以前、このブログでも紹介したのですが、もし、ひとり出版社をするなら、具体的にどうするのか気になり、本書を手にとりました。
editorbookreview.hatenablog.com
<目次>
1.やっぱり「ひとり出版社」は難しい
出版社を設立し、会社として機能していくには、1)会社設立、2)取次口座開設、3)本制作・出版、4)流通といった大きな流れをしっかり把握しておくべきです。
その中でハードルが高いのが、2)と4)になってきます。
取次口座開設が難しい理由と対処法
本書では、
「取次に口座開設が出来るかどうか」、これが出版社を立ち上げるための、一番の難関なのです。出版活動を行うのに、口座開設は絶対条件ではありませんが、すでに出版社は3400社以上もあり、「これ以上出版社は必要ない」と取口は考えている風潮がありますので、簡単に口座開設はしていません。
とあり、 なかなか、新規参入が難しいとのこと。
しかし、
日本には3400社以上の出版社がありますが、これは取次口座を自前で持っている出版社の数で、取次口座は持っていないが「出版活動はしているという企業や個人を含めれば、その数は9000社」を超えていると言われています。
実際、取次口座を持っていない出版社も数多くあるようです。
なお、その取次口座を持っていない出版社の対処法としては、下記のような口座を貸してくれる会社があるそうです。

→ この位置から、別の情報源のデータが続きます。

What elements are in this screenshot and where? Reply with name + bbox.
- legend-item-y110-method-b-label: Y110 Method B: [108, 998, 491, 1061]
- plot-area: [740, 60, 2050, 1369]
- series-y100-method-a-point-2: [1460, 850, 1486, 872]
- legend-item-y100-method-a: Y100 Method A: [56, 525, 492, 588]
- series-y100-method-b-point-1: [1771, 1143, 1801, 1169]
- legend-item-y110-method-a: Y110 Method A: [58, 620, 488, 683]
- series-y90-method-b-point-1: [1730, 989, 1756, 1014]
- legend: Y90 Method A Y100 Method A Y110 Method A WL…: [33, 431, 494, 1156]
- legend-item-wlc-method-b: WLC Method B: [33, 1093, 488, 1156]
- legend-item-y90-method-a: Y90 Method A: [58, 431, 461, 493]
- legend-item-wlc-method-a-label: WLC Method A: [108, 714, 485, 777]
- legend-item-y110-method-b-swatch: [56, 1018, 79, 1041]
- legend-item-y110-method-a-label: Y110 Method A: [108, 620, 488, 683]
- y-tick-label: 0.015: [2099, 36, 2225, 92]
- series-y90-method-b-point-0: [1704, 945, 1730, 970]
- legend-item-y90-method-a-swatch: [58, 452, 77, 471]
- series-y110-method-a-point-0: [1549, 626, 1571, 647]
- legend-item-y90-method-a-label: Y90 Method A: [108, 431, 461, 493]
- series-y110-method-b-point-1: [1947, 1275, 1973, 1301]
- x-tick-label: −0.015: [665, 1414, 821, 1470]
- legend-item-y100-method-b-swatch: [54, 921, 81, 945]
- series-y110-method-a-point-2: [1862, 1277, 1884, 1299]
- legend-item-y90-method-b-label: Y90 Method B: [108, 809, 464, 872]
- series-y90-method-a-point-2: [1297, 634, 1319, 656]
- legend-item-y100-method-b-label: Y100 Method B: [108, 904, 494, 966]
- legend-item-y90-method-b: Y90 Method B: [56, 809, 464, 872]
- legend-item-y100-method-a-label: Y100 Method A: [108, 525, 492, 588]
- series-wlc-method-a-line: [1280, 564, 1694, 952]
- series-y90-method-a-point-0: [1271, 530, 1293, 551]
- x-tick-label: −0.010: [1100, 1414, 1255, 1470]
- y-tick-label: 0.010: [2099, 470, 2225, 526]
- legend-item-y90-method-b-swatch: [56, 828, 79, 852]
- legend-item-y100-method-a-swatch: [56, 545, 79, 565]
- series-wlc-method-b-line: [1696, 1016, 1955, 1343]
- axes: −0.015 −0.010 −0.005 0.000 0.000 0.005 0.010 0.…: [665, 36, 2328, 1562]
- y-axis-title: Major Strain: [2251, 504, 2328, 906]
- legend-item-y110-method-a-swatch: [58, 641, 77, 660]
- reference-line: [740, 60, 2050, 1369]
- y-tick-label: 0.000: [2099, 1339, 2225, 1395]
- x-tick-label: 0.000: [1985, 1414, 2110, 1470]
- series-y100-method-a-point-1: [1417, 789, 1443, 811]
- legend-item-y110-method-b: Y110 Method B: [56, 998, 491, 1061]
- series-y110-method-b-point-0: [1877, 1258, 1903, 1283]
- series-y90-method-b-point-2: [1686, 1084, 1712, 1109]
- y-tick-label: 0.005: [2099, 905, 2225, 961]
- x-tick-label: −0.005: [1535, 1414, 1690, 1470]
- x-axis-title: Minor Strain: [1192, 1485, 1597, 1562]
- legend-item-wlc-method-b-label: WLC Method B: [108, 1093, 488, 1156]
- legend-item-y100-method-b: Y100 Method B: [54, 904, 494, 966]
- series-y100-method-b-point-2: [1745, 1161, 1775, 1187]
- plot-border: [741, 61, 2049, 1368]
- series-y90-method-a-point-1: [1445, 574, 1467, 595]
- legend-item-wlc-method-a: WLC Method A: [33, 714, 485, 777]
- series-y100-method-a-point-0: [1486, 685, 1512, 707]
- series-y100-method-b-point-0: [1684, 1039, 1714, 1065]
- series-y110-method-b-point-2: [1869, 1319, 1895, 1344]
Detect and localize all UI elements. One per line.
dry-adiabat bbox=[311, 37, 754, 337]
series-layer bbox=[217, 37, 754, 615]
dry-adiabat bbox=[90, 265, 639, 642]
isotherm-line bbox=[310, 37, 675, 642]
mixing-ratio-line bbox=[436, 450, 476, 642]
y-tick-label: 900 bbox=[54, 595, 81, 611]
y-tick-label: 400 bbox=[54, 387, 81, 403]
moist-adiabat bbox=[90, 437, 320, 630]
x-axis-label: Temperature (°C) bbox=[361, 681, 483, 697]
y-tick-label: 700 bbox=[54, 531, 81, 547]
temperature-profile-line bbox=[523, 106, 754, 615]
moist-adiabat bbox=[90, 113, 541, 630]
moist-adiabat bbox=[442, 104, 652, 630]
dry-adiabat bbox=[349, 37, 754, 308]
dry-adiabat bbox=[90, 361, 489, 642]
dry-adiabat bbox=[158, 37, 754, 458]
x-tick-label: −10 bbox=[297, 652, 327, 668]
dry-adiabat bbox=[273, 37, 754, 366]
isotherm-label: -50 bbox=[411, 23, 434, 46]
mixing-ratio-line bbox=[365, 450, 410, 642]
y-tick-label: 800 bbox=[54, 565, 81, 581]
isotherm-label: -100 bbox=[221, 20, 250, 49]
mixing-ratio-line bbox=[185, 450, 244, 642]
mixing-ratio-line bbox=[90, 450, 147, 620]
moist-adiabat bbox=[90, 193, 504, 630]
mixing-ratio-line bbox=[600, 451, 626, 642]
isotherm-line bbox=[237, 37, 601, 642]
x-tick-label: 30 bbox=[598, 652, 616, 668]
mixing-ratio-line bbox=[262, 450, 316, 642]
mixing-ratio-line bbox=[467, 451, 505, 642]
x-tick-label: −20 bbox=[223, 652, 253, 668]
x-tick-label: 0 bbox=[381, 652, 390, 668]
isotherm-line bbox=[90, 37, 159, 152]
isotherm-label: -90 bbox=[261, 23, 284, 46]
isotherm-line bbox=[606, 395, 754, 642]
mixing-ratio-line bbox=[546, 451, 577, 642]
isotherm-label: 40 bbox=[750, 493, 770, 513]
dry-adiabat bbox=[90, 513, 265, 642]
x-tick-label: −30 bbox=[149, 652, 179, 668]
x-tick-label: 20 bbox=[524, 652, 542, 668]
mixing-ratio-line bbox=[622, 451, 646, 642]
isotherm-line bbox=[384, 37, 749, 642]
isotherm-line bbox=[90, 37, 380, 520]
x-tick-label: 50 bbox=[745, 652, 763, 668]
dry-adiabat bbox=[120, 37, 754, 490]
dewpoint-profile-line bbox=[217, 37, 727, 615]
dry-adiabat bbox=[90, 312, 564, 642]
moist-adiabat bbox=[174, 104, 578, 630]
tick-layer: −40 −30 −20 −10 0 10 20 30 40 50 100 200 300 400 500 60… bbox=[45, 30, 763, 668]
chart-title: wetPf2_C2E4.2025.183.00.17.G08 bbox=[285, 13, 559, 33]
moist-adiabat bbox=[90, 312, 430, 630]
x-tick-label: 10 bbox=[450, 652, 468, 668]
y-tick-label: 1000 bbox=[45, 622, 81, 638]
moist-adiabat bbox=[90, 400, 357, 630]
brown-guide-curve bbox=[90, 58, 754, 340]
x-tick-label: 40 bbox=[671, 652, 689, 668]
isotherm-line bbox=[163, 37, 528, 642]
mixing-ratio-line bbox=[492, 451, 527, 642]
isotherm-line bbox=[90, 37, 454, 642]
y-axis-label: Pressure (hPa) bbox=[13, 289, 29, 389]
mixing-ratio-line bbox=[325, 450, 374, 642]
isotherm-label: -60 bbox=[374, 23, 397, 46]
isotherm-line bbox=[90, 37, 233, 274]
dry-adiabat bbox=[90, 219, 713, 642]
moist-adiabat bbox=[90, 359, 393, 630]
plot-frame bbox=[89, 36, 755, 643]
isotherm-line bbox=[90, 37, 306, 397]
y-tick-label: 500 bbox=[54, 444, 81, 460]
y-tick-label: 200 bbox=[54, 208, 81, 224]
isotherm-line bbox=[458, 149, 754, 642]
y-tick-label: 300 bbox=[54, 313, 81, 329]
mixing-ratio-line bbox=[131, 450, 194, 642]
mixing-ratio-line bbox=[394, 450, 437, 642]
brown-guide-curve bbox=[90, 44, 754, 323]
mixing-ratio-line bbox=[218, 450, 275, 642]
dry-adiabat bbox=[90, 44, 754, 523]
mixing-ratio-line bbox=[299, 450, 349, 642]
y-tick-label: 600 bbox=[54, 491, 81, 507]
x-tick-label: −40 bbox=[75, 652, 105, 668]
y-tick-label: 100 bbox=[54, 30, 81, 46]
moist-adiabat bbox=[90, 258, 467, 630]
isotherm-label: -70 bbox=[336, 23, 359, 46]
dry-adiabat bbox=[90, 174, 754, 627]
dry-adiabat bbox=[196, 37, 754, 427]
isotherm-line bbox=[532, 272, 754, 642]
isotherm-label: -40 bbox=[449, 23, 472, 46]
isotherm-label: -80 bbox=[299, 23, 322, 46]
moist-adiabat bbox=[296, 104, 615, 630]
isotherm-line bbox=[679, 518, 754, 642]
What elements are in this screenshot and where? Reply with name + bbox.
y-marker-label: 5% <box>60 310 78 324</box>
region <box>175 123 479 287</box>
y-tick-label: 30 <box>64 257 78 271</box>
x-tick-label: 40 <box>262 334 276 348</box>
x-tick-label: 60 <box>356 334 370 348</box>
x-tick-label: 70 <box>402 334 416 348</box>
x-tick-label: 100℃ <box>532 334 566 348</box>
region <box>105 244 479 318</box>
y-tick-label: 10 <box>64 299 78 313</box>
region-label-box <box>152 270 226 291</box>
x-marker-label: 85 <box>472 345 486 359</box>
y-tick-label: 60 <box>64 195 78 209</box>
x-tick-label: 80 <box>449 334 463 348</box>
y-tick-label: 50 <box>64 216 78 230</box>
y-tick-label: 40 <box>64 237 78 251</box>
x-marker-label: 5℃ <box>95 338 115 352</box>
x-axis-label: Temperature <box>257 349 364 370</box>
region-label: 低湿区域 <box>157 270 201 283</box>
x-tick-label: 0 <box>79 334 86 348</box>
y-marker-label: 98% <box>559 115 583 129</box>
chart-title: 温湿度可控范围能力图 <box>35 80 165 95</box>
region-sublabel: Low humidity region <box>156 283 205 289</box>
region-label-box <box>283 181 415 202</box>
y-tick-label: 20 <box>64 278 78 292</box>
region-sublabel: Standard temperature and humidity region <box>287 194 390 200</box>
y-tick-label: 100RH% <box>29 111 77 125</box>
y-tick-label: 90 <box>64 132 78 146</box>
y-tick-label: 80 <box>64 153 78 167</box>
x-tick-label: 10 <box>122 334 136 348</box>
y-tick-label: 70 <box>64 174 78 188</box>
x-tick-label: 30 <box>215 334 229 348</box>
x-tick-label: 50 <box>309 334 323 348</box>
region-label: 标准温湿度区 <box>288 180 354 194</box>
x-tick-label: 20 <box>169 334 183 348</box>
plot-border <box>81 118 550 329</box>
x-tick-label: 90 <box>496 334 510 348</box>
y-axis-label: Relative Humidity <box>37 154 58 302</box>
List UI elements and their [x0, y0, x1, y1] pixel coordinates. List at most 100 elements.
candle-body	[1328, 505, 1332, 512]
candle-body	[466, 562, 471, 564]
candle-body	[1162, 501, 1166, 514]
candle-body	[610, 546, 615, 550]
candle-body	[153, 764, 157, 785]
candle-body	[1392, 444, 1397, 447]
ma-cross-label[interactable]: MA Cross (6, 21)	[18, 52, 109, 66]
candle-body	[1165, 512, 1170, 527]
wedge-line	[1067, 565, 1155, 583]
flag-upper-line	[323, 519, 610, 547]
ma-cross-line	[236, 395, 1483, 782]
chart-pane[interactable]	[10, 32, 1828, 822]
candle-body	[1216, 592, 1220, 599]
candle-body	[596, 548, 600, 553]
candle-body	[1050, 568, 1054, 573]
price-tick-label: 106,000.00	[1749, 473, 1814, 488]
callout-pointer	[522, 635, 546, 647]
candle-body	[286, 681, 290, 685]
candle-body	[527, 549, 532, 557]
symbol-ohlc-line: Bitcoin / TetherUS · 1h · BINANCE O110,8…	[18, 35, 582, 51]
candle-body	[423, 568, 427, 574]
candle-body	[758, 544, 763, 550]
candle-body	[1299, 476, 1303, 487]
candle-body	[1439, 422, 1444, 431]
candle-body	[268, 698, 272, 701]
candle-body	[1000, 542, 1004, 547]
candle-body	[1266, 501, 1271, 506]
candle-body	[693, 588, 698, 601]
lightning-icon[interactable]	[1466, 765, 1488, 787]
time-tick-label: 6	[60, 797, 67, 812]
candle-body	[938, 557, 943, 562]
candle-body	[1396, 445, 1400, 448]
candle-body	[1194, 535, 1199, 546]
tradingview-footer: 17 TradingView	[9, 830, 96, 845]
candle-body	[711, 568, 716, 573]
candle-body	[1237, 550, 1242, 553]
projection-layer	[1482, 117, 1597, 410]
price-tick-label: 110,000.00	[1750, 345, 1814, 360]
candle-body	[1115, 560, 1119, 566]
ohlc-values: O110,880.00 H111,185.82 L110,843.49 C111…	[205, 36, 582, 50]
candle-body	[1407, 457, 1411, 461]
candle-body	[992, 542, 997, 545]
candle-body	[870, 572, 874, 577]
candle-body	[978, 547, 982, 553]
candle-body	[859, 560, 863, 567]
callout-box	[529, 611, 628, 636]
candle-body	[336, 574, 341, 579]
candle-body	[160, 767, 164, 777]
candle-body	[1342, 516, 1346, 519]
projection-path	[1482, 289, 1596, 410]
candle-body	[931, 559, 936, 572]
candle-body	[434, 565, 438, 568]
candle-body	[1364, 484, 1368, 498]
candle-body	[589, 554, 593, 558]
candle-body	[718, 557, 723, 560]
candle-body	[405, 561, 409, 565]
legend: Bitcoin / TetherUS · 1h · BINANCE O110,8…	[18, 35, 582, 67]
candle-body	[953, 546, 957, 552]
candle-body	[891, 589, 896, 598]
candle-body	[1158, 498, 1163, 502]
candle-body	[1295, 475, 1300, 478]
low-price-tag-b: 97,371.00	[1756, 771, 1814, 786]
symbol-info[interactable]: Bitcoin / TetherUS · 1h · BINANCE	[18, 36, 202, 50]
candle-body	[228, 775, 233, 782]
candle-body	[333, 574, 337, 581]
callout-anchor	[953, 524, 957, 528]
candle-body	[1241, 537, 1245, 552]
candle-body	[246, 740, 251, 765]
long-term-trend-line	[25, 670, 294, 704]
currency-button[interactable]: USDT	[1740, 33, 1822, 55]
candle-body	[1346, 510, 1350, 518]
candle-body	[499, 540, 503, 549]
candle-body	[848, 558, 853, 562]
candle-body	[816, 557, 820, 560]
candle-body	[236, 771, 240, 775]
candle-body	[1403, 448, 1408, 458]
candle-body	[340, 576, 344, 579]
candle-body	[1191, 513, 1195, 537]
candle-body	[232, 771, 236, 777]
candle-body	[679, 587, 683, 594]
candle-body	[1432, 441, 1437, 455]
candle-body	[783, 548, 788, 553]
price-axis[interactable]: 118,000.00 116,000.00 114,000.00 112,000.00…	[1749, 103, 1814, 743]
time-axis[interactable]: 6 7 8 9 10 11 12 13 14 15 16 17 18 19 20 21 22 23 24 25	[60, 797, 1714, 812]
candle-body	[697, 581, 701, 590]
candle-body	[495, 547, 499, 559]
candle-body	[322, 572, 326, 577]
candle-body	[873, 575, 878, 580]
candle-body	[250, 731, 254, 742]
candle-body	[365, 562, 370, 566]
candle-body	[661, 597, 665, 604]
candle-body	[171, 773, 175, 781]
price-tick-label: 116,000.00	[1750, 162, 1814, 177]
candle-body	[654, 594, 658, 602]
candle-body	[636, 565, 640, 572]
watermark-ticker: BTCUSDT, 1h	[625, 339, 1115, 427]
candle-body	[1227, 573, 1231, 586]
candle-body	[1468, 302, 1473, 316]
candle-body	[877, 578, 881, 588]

出版業界の中には、口座貸しに特化した販売代行会社があります。よく知られているのは「星雲社」や「サンクチュアリ・パブリッシング」などです。
難しい流通の大きな力となる会社
本書では、「地方・小出版流通センター」
http://neil.chips.jp/chihosho/
が紹介されていました。
ここは、
地方出版社や小出版社から出版物を仕入れ、大手取次会社の流通ルートに乗るための取次業務を行う頼もしい会社
で、
その業務内容は「書籍、雑誌の卸し」「小売り業務、広告代理業務」「書籍、雑誌の出版、発行及びその代理業務」「前各号に付帯する一切の業務」となっており、取引出版社の数は2017年8月現在1200社を超えています。
中小出版社の力になってくれそうですね。
2.取次口座開設、流通のハードルを回避する方法
「ひとり出版社」をするためには、先ほどお伝えしたように、取次口座開設や流通がハードルとなりますが、取次口座がなくても出版はでき、また、流通は「地方・小出版流通センター」に相談すれば良いということがわかりました。
でも、これでも、まだまだ大変そうです。
今まで、企画・制作を主にしてきた私は、もう少し簡単な方法があれば良いのに…と思ってしまいます。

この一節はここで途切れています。